At the time of the accident, the N73711 had accumulated 35,496 flight hours and 89,680 flight cycles (landings), the
second highest number of cycles in the worldwide B-737 fleet. Due to the short distance between destinations on
some Aloha Airlines routes, the maximum pressure differential of 7.5 psi was not reached on every flight.
Therefore, the number of equivalent full pressurization cycles on the accident airplane is significantly less than the
89,680 cycles accumulated on the airplane.
So not every cycle is a full cycle. If SWA truly banged this one in and out on short runs it's completely possible it did not hit it's full cycles so to say it had XYZ cycles may be misleading as far as the NTSB would be concerned.

Also, and this is rather unfortunate but interesting if true:

Boeing says the 737 was designed to decompress safely with as much as a 40-inch crack in the plane’s skin, the 0.036-inch thick, aluminum outer layer of the fuselage. Instead of an explosive decompression, the hole in the skin is supposed to release internal pressure in a controlled way. In the Aloha accident, investigators concluded that more damage occurred — about 18 feet of the fuselage tore away — because many fatigue-caused cracks had gone undetected.

Austin says that a weakened fuselage was not the main reason for the extensive damage.

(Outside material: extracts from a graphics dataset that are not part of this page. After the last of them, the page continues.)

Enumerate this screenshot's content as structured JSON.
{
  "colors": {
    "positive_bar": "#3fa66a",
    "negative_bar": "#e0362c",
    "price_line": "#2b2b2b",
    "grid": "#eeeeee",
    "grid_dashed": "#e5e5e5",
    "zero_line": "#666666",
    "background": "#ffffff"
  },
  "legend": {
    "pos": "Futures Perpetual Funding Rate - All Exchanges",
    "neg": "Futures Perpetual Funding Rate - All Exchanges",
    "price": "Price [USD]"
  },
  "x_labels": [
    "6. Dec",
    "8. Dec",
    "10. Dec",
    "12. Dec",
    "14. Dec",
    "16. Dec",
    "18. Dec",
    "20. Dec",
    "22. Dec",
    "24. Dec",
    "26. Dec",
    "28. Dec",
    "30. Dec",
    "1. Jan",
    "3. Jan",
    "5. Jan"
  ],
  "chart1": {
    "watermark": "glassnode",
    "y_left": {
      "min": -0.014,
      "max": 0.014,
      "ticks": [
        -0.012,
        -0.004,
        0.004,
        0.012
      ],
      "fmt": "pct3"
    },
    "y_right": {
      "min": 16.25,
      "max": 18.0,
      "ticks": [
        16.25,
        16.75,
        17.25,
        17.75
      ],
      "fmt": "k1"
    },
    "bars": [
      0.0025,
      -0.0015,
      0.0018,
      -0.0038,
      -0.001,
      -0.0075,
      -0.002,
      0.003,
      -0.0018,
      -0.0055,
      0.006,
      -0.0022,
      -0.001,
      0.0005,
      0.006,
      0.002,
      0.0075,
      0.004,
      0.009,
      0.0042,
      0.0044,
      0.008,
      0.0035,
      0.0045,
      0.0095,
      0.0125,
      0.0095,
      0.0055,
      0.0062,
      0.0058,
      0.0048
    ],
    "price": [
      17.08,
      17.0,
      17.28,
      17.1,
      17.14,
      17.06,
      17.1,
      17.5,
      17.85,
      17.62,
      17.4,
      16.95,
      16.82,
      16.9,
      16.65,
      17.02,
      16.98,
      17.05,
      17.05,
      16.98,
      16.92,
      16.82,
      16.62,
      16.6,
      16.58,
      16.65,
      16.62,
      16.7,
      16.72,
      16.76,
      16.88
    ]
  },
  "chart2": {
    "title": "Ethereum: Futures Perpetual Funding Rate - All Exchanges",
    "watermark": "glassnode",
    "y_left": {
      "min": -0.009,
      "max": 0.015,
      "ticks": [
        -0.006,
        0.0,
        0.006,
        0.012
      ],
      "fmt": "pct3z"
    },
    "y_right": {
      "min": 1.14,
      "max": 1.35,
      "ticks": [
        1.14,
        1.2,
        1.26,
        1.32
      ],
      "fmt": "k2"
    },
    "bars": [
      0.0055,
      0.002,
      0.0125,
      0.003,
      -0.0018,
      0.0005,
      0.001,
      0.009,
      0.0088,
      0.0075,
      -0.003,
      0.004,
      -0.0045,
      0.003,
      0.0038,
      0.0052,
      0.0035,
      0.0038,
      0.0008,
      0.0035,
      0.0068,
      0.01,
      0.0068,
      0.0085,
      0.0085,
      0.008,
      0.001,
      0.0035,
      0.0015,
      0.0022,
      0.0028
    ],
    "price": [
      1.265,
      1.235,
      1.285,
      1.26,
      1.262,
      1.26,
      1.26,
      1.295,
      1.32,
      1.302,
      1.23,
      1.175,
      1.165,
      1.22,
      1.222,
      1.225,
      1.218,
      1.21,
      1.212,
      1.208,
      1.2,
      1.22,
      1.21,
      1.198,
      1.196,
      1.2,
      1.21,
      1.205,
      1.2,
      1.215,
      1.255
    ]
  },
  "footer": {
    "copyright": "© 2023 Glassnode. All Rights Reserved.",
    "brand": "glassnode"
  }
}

A 10-inch-by-10-inch hole opened, he says, in the roof of the cabin at a location known as body station 500. (Body stations are points on the fuselage that are measured in inches from near the nose of the jet to the rear.) A powerful stream of air swept an Aloha flight attendant off her feet and toward the hole, Austin says. Her head and right arm went through the hole, he says, but her body momentarily plugged it, blocking the escaping air and creating a jolt of pressure that ripped the jet apart. The flight attendant was swept out, and her body was never found.